When did Charlotte Brontë begin writing Jane Eyre?

Charlotte Brontë began writing Jane Eyre in Manchester during the summer of 1845. She drew directly from her own childhood trauma and family history to create the early sequences of the novel.

Where was Lowood School based on in real life?

Lowood School mirrors the Clergy Daughters School at Cowan Bridge near Tunstall, Lancashire. The character Mr Brocklehurst was based on Rev William Carus Wilson who ran the actual institution where Charlotte's sisters Elizabeth and Maria died of consumption due to terrible conditions.

How much money does Jane inherit from Uncle John Eyre?

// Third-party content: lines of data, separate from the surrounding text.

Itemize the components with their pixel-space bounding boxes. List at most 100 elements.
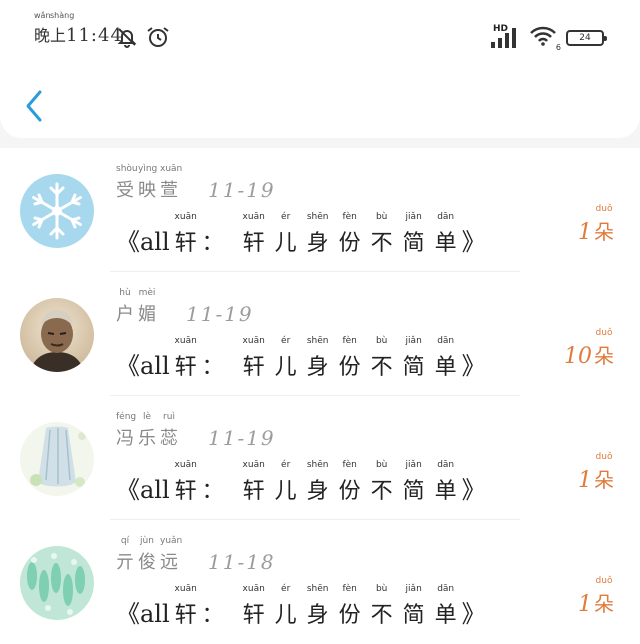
name-char: 俊 <box>138 552 156 573</box>
pinyin: ér <box>281 336 291 346</box>
pinyin: shēn <box>306 336 329 346</box>
title-char: 份 <box>338 231 361 256</box>
pinyin: jiǎn <box>405 212 422 222</box>
gift-count: 1 duǒ 朵 <box>578 576 614 617</box>
list-item[interactable]: hù 户 mèi 媚 11-19 《all xuān 轩 ： xuān 轩 ér 儿 sh… <box>0 272 640 396</box>
count-unit: 朵 <box>594 592 614 616</box>
pinyin: qí <box>120 536 130 546</box>
status-time: wǎn 晚 shàng 上11:44 <box>34 11 123 46</box>
count-unit: 朵 <box>594 344 614 368</box>
title-char: 不 <box>370 603 393 628</box>
pinyin: duǒ <box>595 204 613 214</box>
battery-icon: 24 <box>566 30 607 46</box>
pinyin: yìng <box>138 164 158 174</box>
time-pinyin: wǎn <box>34 11 51 20</box>
time-hanzi: 上 <box>50 26 67 45</box>
pinyin: xuān <box>174 584 197 594</box>
avatar[interactable] <box>20 174 94 248</box>
pinyin: xuān <box>242 460 265 470</box>
entry-date: 11-19 <box>186 302 254 326</box>
sender-name: hù 户 mèi 媚 <box>116 288 156 326</box>
entry-meta: qí 亓 jùn 俊 yuǎn 远 11-18 <box>116 536 276 574</box>
sender-name: qí 亓 jùn 俊 yuǎn 远 <box>116 536 182 574</box>
title-char: 简 <box>402 355 425 380</box>
pinyin: shēn <box>306 584 329 594</box>
pinyin: jiǎn <box>405 584 422 594</box>
title-char: 儿 <box>274 355 297 380</box>
pinyin: bù <box>375 212 388 222</box>
name-char: 映 <box>138 180 156 201</box>
book-title[interactable]: 《all xuān 轩 ： xuān 轩 ér 儿 shēn 身 fèn 份 bù 不 ji… <box>116 212 486 257</box>
title-char: 单 <box>434 479 457 504</box>
pinyin: fèn <box>342 212 357 222</box>
count-unit: 朵 <box>594 220 614 244</box>
title-char: 单 <box>434 231 457 256</box>
time-hanzi: 晚 <box>34 26 51 45</box>
book-title[interactable]: 《all xuān 轩 ： xuān 轩 ér 儿 shēn 身 fèn 份 bù 不 ji… <box>116 460 486 505</box>
name-char: 媚 <box>138 304 156 325</box>
title-char: 轩 <box>174 355 197 380</box>
count-number: 1 <box>578 220 592 245</box>
pinyin: jiǎn <box>405 460 422 470</box>
name-char: 远 <box>160 552 178 573</box>
title-char: 份 <box>338 479 361 504</box>
book-title[interactable]: 《all xuān 轩 ： xuān 轩 ér 儿 shēn 身 fèn 份 bù 不 ji… <box>116 584 486 629</box>
bell-muted-icon <box>117 28 137 48</box>
pinyin: shēn <box>306 212 329 222</box>
entry-date: 11-18 <box>208 550 276 574</box>
header-card: wǎn 晚 shàng 上11:44 HD 6 24 <box>0 0 640 138</box>
pinyin: shòu <box>116 164 138 174</box>
battery-level: 24 <box>579 33 591 43</box>
pinyin: yuǎn <box>160 536 183 546</box>
title-prefix: 《all <box>116 476 170 504</box>
back-button[interactable] <box>20 86 52 126</box>
entry-meta: shòu 受 yìng 映 xuān 萱 11-19 <box>116 164 276 202</box>
name-char: 乐 <box>138 428 156 449</box>
name-char: 受 <box>116 180 134 201</box>
title-char: 份 <box>338 603 361 628</box>
list-item[interactable]: féng 冯 lè 乐 ruì 蕊 11-19 《all xuān 轩 ： xuān 轩 … <box>0 396 640 520</box>
pinyin: dān <box>437 336 455 346</box>
pinyin: féng <box>116 412 137 422</box>
count-number: 10 <box>564 344 592 369</box>
entry-meta: hù 户 mèi 媚 11-19 <box>116 288 254 326</box>
alarm-clock-icon <box>147 27 169 47</box>
avatar[interactable] <box>20 422 94 496</box>
gift-count: 1 duǒ 朵 <box>578 452 614 493</box>
title-prefix: 《all <box>116 352 170 380</box>
pinyin: xuān <box>174 336 197 346</box>
title-char: 儿 <box>274 479 297 504</box>
count-number: 1 <box>578 592 592 617</box>
pinyin: duǒ <box>595 452 613 462</box>
pinyin: duǒ <box>595 576 613 586</box>
sender-name: féng 冯 lè 乐 ruì 蕊 <box>116 412 178 450</box>
pinyin: shēn <box>306 460 329 470</box>
pinyin: dān <box>437 212 455 222</box>
pinyin: fèn <box>342 460 357 470</box>
illustration-avatar-image <box>20 422 94 496</box>
pinyin: duǒ <box>595 328 613 338</box>
title-char: 身 <box>306 355 329 380</box>
entry-meta: féng 冯 lè 乐 ruì 蕊 11-19 <box>116 412 276 450</box>
name-char: 亓 <box>116 552 134 573</box>
title-char: 简 <box>402 479 425 504</box>
count-number: 1 <box>578 468 592 493</box>
pinyin: jùn <box>140 536 154 546</box>
title-char: 不 <box>370 355 393 380</box>
name-char: 户 <box>116 304 134 325</box>
list-item[interactable]: qí 亓 jùn 俊 yuǎn 远 11-18 《all xuān 轩 ： xuān 轩 … <box>0 520 640 644</box>
name-char: 蕊 <box>160 428 178 449</box>
title-char: 轩 <box>242 231 265 256</box>
wifi-icon <box>530 26 556 46</box>
list-item[interactable]: shòu 受 yìng 映 xuān 萱 11-19 《all xuān 轩 ： xuā… <box>0 148 640 272</box>
pinyin: xuān <box>242 336 265 346</box>
pinyin: bù <box>375 460 388 470</box>
title-char: 不 <box>370 479 393 504</box>
avatar[interactable] <box>20 298 94 372</box>
avatar[interactable] <box>20 546 94 620</box>
wifi-generation: 6 <box>555 43 561 52</box>
title-prefix: 《all <box>116 228 170 256</box>
pinyin: fèn <box>342 336 357 346</box>
gift-count: 1 duǒ 朵 <box>578 204 614 245</box>
book-title[interactable]: 《all xuān 轩 ： xuān 轩 ér 儿 shēn 身 fèn 份 bù 不 ji… <box>116 336 486 381</box>
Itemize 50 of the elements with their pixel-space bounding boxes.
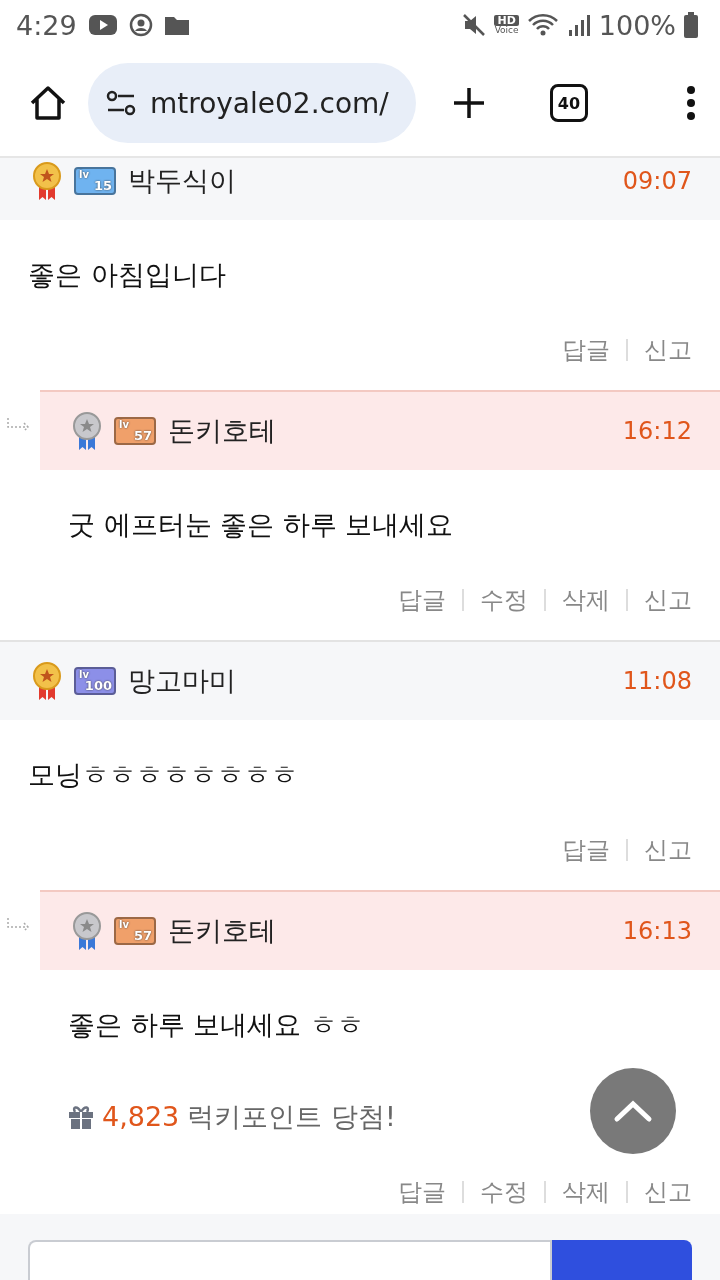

Jane inherits twenty thousand pounds from Uncle John Eyre after St John Rivers rescues her at Moor House. She shares this sum equally with Diana and Mary Rivers to gain financial independence.

Who reviewed Jane Eyre as an anti-Christian composition in 1848?

Elizabeth Rigby reviewed Jane Eyre in The Quarterly Review in 1848 and called it pre-eminently an anti-Christian composition. She declared that the tone of mind and thought which wrote Jane Eyre fostered Chartism and rebellion at home.

When did Jean Rhys publish Wide Sargasso Sea?

Jean Rhys published Wide Sargasso Sea in 1966 and won the WH Smith Literary Award the following year. Her novel reimagines Bertha Antoinetta Mason as a Creole woman from Dominica who marries Mr Rochester under mistaken assumptions about each other.